Pomiar spalania na odcinku testowym zakończył się wynikiem 6,1 l/100 km, ale trzeba w tym miejscu podkreślić, że Tucson nie należy do wagi piórkowej – ze swoimi 1641 kg to naprawdę kawał auta. Wróćmy jednak do napędu. To, że przenosi go tylko przednia oś, zdenerwowało wiele osób, co zresztą miało swoje odzwierciedlenie w dzienniku testowym: "Utknąć dużym SUV-em podczas podjeżdżania pod górę na zwykłej drodze, bo przedni napęd nie radzi sobie ze śniegiem? Chyba lekki wstyd". Naszym zdaniem dopłata rzędu 7000 zł – czyli wcale nie taka duża – do napędu 4x4 to w wypadku Tucsona absolutna konieczność. Moment obrotowy może i faktycznie jest wysoki, ale co z tego, skoro nawet po lekkich opadach deszczu przednie koła zaczynają bezradnie mielić w miejscu...
Hyundai Tucson 2.0 CRDi 2WD — mocny i pewny na drodze
Właśnie, jeśli chodzi o dynamikę prowadzenia, to z pewnością nie po to kupuje się kompaktowego SUV-a, żeby śmigać nim z dużą prędkością po górskich serpentynach. Ale – i to warto podkreślić – wielu testujących doceniło postęp, jaki Koreańczycy poczynili w kwestii podwozia w ostatnich latach. Chwalono też układ kierowniczy: "Informacja zwrotna i reakcja na ruch kierownicą w pobliżu położenia środkowego są o wiele lepsze niż jeszcze niedawno".
Część testujących zwróciła też uwagę na to, że w środku Tucson oferuje więcej miejsca niż większość konkurencyjnych aut: "Hyundai jest duży z zewnątrz, co przekłada się na sporą ilość miejsca w kabinie – a z tym różnie bywa właśnie w klasie SUV-ów!". Jeśli na coś narzekano, była to wysoko poprowadzona linia okien. Tym sposobem dzieci podróżujące z tyłu miały nieco ograniczoną widoczność. Co gorsza, również kierowca – patrząc po skosie do tyłu – też nie może liczyć na zbyt wiele.
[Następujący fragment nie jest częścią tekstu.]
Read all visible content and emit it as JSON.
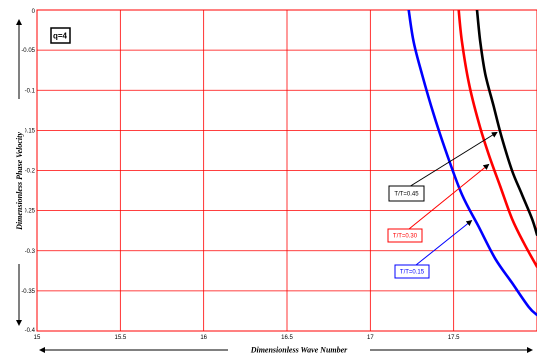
{
  "chart_data": {
    "type": "line",
    "title": "",
    "xlabel": "Dimensionless Wave Number",
    "ylabel": "Dimensionless Phase Velocity",
    "xlim": [
      15,
      18
    ],
    "ylim": [
      -0.4,
      0
    ],
    "xticks": [
      "15",
      "15.5",
      "16",
      "16.5",
      "17",
      "17.5"
    ],
    "yticks": [
      "0",
      "-0.05",
      "-0.1",
      "-0.15",
      "-0.2",
      "-0.25",
      "-0.3",
      "-0.35",
      "-0.4"
    ],
    "grid": true,
    "parameter_label": "q=4",
    "series": [
      {
        "name": "T/T=0.15",
        "color": "#0000ff",
        "x": [
          17.23,
          17.26,
          17.31,
          17.38,
          17.46,
          17.55,
          17.65,
          17.75,
          17.85,
          17.95,
          18.0
        ],
        "y": [
          0,
          -0.04,
          -0.08,
          -0.13,
          -0.18,
          -0.23,
          -0.27,
          -0.31,
          -0.34,
          -0.37,
          -0.38
        ]
      },
      {
        "name": "T/T=0.30",
        "color": "#ff0000",
        "x": [
          17.53,
          17.55,
          17.59,
          17.65,
          17.71,
          17.78,
          17.85,
          17.92,
          18.0
        ],
        "y": [
          0,
          -0.04,
          -0.09,
          -0.14,
          -0.18,
          -0.22,
          -0.26,
          -0.29,
          -0.32
        ]
      },
      {
        "name": "T/T=0.45",
        "color": "#000000",
        "x": [
          17.64,
          17.66,
          17.69,
          17.74,
          17.79,
          17.85,
          17.91,
          17.97,
          18.0
        ],
        "y": [
          0,
          -0.04,
          -0.08,
          -0.12,
          -0.16,
          -0.2,
          -0.23,
          -0.26,
          -0.28
        ]
      }
    ]
  },
  "colors": {
    "grid": "#ff0000",
    "background": "#ffffff"
  }
}
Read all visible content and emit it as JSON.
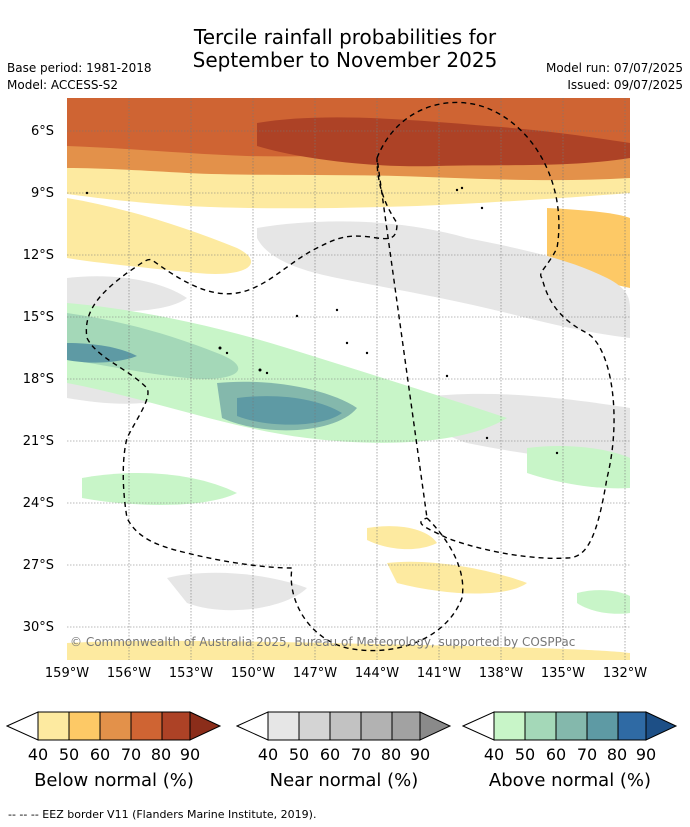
{
  "title": {
    "line1": "Tercile rainfall probabilities for",
    "line2": "September to November 2025"
  },
  "meta_left": {
    "base_period": "Base period: 1981-2018",
    "model": "Model: ACCESS-S2"
  },
  "meta_right": {
    "model_run": "Model run: 07/07/2025",
    "issued": "Issued: 09/07/2025"
  },
  "map": {
    "lat_labels": [
      "6°S",
      "9°S",
      "12°S",
      "15°S",
      "18°S",
      "21°S",
      "24°S",
      "27°S",
      "30°S"
    ],
    "lon_labels": [
      "159°W",
      "156°W",
      "153°W",
      "150°W",
      "147°W",
      "144°W",
      "141°W",
      "138°W",
      "135°W",
      "132°W"
    ],
    "copyright": "© Commonwealth of Australia 2025, Bureau of Meteorology, supported by COSPPac"
  },
  "colorbars": [
    {
      "label": "Below normal (%)",
      "ticks": [
        "40",
        "50",
        "60",
        "70",
        "80",
        "90"
      ],
      "colors": [
        "#fdeaa0",
        "#fdc966",
        "#e3914a",
        "#cf6433",
        "#ad4226",
        "#8b2d1a"
      ]
    },
    {
      "label": "Near normal (%)",
      "ticks": [
        "40",
        "50",
        "60",
        "70",
        "80",
        "90"
      ],
      "colors": [
        "#e6e6e6",
        "#d4d4d4",
        "#c2c2c2",
        "#b2b2b2",
        "#a2a2a2",
        "#8a8a8a"
      ]
    },
    {
      "label": "Above normal (%)",
      "ticks": [
        "40",
        "50",
        "60",
        "70",
        "80",
        "90"
      ],
      "colors": [
        "#c8f5c8",
        "#a4d8b8",
        "#84b8ac",
        "#5e9aa4",
        "#2f6aa4",
        "#1d4f86"
      ]
    }
  ],
  "footer": "-- -- -- EEZ border V11 (Flanders Marine Institute, 2019)."
}
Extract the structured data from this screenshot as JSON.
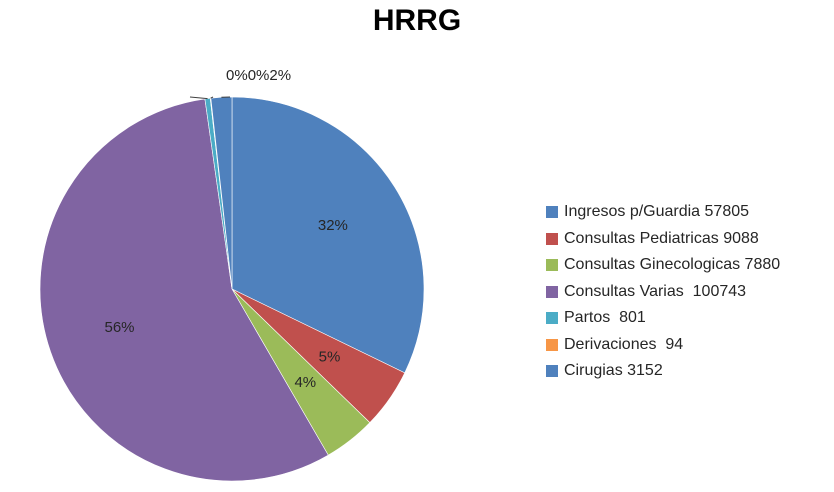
{
  "chart_data": {
    "type": "pie",
    "title": "HRRG",
    "legend_position": "right",
    "slices": [
      {
        "label": "Ingresos p/Guardia 57805",
        "value": 57805,
        "pct_label": "32%",
        "color": "#4F81BD"
      },
      {
        "label": "Consultas Pediatricas 9088",
        "value": 9088,
        "pct_label": "5%",
        "color": "#C0504D"
      },
      {
        "label": "Consultas Ginecologicas 7880",
        "value": 7880,
        "pct_label": "4%",
        "color": "#9BBB59"
      },
      {
        "label": "Consultas Varias  100743",
        "value": 100743,
        "pct_label": "56%",
        "color": "#8064A2"
      },
      {
        "label": "Partos  801",
        "value": 801,
        "pct_label": "0%",
        "color": "#4BACC6"
      },
      {
        "label": "Derivaciones  94",
        "value": 94,
        "pct_label": "0%",
        "color": "#F79646"
      },
      {
        "label": "Cirugias 3152",
        "value": 3152,
        "pct_label": "2%",
        "color": "#4F81BD"
      }
    ]
  }
}
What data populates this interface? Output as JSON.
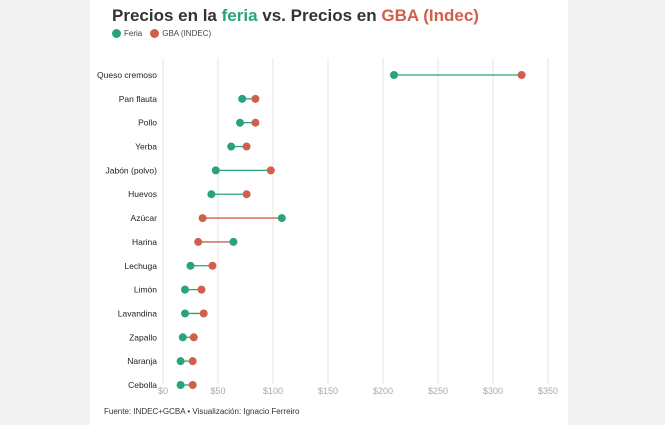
{
  "title": {
    "part1": "Precios en la ",
    "feria_word": "feria",
    "part2": " vs. Precios en ",
    "gba_word": "GBA (Indec)"
  },
  "legend": {
    "feria": "Feria",
    "gba": "GBA (INDEC)"
  },
  "source": "Fuente: INDEC+GCBA • Visualización: Ignacio Ferreiro",
  "colors": {
    "feria": "#2aa37a",
    "gba": "#d0604c"
  },
  "chart_data": {
    "type": "dumbbell",
    "title": "Precios en la feria vs. Precios en GBA (Indec)",
    "xlim": [
      0,
      350
    ],
    "x_ticks": [
      0,
      50,
      100,
      150,
      200,
      250,
      300,
      350
    ],
    "x_tick_labels": [
      "$0",
      "$50",
      "$100",
      "$150",
      "$200",
      "$250",
      "$300",
      "$350"
    ],
    "grid": "vertical",
    "legend_position": "top-left",
    "series_names": [
      "Feria",
      "GBA (INDEC)"
    ],
    "categories": [
      "Queso cremoso",
      "Pan flauta",
      "Pollo",
      "Yerba",
      "Jabón (polvo)",
      "Huevos",
      "Azúcar",
      "Harina",
      "Lechuga",
      "Limón",
      "Lavandina",
      "Zapallo",
      "Naranja",
      "Cebolla"
    ],
    "feria": [
      210,
      72,
      70,
      62,
      48,
      44,
      108,
      64,
      25,
      20,
      20,
      18,
      16,
      16
    ],
    "gba": [
      326,
      84,
      84,
      76,
      98,
      76,
      36,
      32,
      45,
      35,
      37,
      28,
      27,
      27
    ]
  }
}
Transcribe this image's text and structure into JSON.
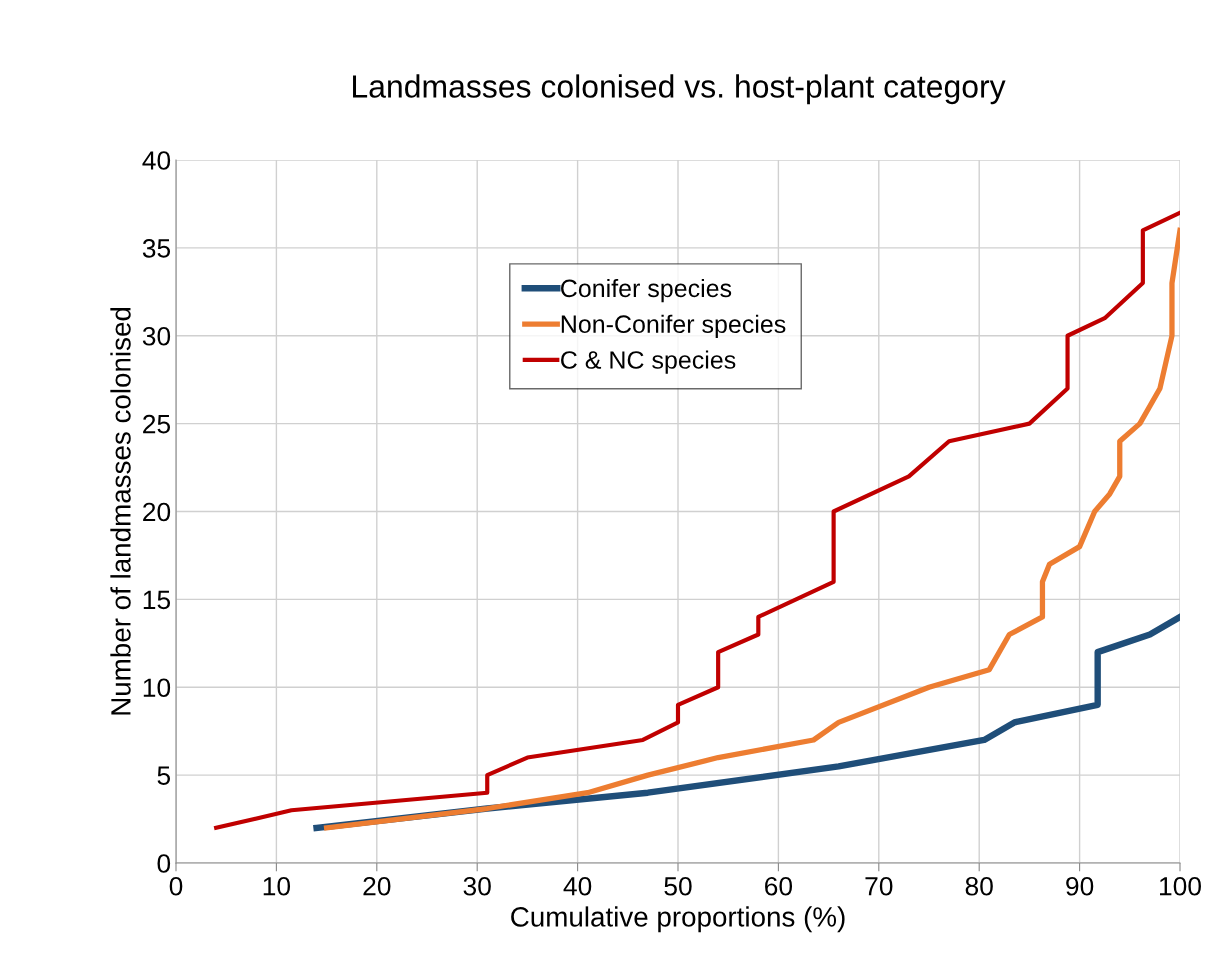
{
  "chart_data": {
    "type": "line",
    "title": "Landmasses colonised vs. host-plant category",
    "xlabel": "Cumulative proportions (%)",
    "ylabel": "Number of landmasses colonised",
    "xlim": [
      0,
      100
    ],
    "xticks": [
      0,
      10,
      20,
      30,
      40,
      50,
      60,
      70,
      80,
      90,
      100
    ],
    "ylim": [
      0,
      40
    ],
    "yticks": [
      0,
      5,
      10,
      15,
      20,
      25,
      30,
      35,
      40
    ],
    "grid": true,
    "legend": "top",
    "marker": "none",
    "line_style": "solid",
    "series": [
      {
        "name": "Conifer species",
        "color": "#1f4e79",
        "x": [
          14,
          31,
          47,
          66,
          80.5,
          83.5,
          91.8,
          91.8,
          97,
          100
        ],
        "values": [
          2,
          3.1,
          4,
          5.5,
          7,
          8,
          9,
          12,
          13,
          14
        ]
      },
      {
        "name": "Non-Conifer species",
        "color": "#ed7d31",
        "x": [
          15,
          31,
          41,
          47,
          54,
          63.5,
          66,
          75,
          81,
          83,
          86.3,
          86.3,
          87,
          90,
          91.5,
          93,
          94,
          94,
          96,
          98,
          99.2,
          99.2,
          100
        ],
        "values": [
          2,
          3.1,
          4,
          5,
          6,
          7,
          8,
          10,
          11,
          13,
          14,
          16,
          17,
          18,
          20,
          21,
          22,
          24,
          25,
          27,
          30,
          33,
          36
        ]
      },
      {
        "name": "C & NC species",
        "color": "#c00000",
        "x": [
          4,
          11.5,
          31,
          31,
          35,
          46.5,
          50,
          50,
          54,
          54,
          58,
          58,
          65.5,
          65.5,
          73,
          77,
          85,
          88.8,
          88.8,
          92.5,
          96.3,
          96.3,
          100
        ],
        "values": [
          2,
          3,
          4,
          5,
          6,
          7,
          8,
          9,
          10,
          12,
          13,
          14,
          16,
          20,
          22,
          24,
          25,
          27,
          30,
          31,
          33,
          36,
          37
        ]
      }
    ]
  }
}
Hyundai Tucson 2.0 CRDi 2WD — bez przepychu
Wyposażenie? Nasz dość skromnie skompletowany Tucson sprawiał wrażenie niezbyt przytulnego w środku. Pochwały na pewno za układ audio i bezproblemowe parowanie telefonów komórkowych, ale pytanie, czemu po każdym kolejnym uruchomieniu silnika system zapomina poprzednio wybrane źródło dźwięku i na dzień dobry odpala radio. Narzekano trochę na nawigację – kiepsko radziła sobie z omijaniem korków, słabo działało rozpoznawanie znaków.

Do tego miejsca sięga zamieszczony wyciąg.